By Patrick Rial
Dec. 17 (Bloomberg) -- Japanstocks rose after the Federal Reserve slashed interest rates to a record low and signaled it will continue to buy assets to bolster the world’s largest economy. Gains were limited as the dollar slumped.
Sumitomo Mitsui Financial Group Inc., Japan’s second-largest bank by market value, surged 4.7 percent. Mitsubishi Estate Co., the nation’s No. 1 developer by market value, gained 8 percent as traders increased bets the Bank of Japan will also lower rates, easing access to funding. Honda Motor Co. fell 5.4 percent as the yen traded near a 13-year high versus the dollar and a newspaper said Japan’s second-biggest carmaker will cut its profit forecast.
“In psychological terms I think the Fed’s move will help the market,” said Yuuki Sakurai, general manager of investment planning in Tokyo at Fukoku Mutual Life Insurance Co., which manages $54 billion in assets. “It provides some breathing room for the troubled economy, but it’s not the kind of move that will reenergize the system.”

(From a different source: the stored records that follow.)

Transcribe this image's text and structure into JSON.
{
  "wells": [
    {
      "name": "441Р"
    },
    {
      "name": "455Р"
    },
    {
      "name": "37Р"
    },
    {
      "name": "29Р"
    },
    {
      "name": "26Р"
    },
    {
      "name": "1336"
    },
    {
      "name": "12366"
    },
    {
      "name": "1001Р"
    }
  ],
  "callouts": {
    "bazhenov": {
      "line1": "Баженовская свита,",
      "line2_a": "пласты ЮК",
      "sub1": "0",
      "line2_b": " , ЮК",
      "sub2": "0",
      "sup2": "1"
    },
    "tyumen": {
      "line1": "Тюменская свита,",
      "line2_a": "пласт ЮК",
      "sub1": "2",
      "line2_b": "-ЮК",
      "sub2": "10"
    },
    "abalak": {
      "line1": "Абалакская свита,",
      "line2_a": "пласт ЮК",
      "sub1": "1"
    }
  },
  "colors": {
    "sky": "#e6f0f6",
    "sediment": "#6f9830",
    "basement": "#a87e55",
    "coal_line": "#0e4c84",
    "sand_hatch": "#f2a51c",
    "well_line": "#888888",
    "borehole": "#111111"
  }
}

The Nikkei 225 Stock Average climbed 72.44, or 0.9 percent, to 8,640.46 as of 9:51 a.m. in Tokyo. The broader Topix index gained 1 percent to 836.56. That compared with a 5.1 percent rally by the Standard & Poor’s 500 Index yesterday, the steepest advance in four weeks.
The Fed cut its target rate for overnight loans between banks to a range of zero to 0.25 percent, a record low. The central bank also said it will “employ all available tools to promote the resumption of sustainable economic growth and to preserve price stability.”
BOJ Rates
Sumitomo Mitsui rose 4.7 percent to 355,000 yen. Nomura Holdings, Japan’s largest brokerage, gained 1.1 percent to 648 yen. Mizuho Financial Group Inc., the country’s third-biggest bank by market value, rose 3.7 percent to 238,600 yen.
Additionally, Goldman Sachs Group Inc., the investment house that converted into a commercial bank, reported a fourth-quarter loss of $2.12 billion that was less than some analysts had estimated, helping financial shares rally in the U.S.
Mitsubishi Estate gained 8 percent to 1,422 yen. Tokyu Land Corp., a developer with property concentrated in western Tokyo, soared 11 percent to 368 yen.
Investors saw a 40 percent chance the Bank of Japan will reduce its benchmark interest rate from 0.3 percent at this week’s meeting, according to calculations made by JPMorgan Chase & Co. based on interest-rate swaps trading. Bankruptcies in Japan’s real estate sector have surged this year as housing demand slumped while banks reined in lending.
Honda Forecast
Honda, which gets more than half its sales in North America, lost 5.4 percent to 1,866 yen. Its operating profit will total about 300 billion yen ($3.31 billion) for the year ending March 31, 200 billion yen less than its October forecast, the Nikkei newspaper said. Honda said it will hold a press conference at 3 p.m. today.
Bridgestone Corp., the world’s largest tiremaker by sales, declined 3.7 percent, while Isuzu Motors Ltd., Japan’s third- biggest maker of commercial vehicles, fell 4.3 percent.
Exporters were also hurt as the yen climbed to as high as 88.64 against the dollar after the Fed lowered interest rates, reducing the value of overseas sales. The yen reached a 13-year high of 88.53 versus the dollar last week.